Cet essai se veut un rappel pour certains, une piste pour d’autres. A l’heure où l’électeur-téléspectateur est conditionné comme jamais, il nous semble important de rappeler comment nous en sommes arrivés là.

Sun Tsé écrit : « Un habile général ne se trouve jamais réduit à de telles extrémités : sans donner de batailles, il sait soumettre l’ennemi ; sans répandre une goutte de sang, sans tirer l’épée, il fait tomber les villes ; sans franchir la frontière, il conquiert les royaumes… »

Soljenitsyne avait fini par reconnaître qu’en Union Soviétique « on donnait une culture classique au peuple ». Et en occident ? Ne lui donne-t-on pas au contraire une inculture classique, au peuple ou à la plèbe qui l’a remplacé ?

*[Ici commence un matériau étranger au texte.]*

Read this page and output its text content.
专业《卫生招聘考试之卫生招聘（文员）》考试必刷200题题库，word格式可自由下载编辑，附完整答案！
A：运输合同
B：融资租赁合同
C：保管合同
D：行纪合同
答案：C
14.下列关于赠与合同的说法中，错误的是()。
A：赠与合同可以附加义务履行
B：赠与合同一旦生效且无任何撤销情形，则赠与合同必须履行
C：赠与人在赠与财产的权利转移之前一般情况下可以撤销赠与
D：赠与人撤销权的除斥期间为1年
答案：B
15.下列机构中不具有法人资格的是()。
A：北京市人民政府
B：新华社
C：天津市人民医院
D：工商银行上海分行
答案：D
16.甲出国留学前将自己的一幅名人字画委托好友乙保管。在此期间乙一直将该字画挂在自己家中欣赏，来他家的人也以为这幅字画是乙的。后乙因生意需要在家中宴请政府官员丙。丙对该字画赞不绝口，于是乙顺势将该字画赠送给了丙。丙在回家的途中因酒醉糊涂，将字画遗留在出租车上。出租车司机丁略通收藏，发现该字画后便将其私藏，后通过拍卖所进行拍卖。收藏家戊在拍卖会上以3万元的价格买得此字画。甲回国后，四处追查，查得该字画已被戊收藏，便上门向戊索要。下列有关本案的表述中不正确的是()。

La culture de masse est née dans les années 1920 aux USA. Elle se fait maintenant à coup de cinéma puéril en 3D, de livres d’ésotérisme déments, de jeux vidéo sadiques, de soap opéras pour sourdes-muettes, de drugstores bourrés de sucreries et de best-sellers sélectionnés par le NYT et tous ses relais. Comme disait Adorno, souvent attaqué par ceux qui ne le lisent pas :

La répétitivité, la redondance et l’ubiquité qui caractérisent la culture de masse moderne tendent à automatiser les réactions et à affaiblir les forces de résistance de l’individu.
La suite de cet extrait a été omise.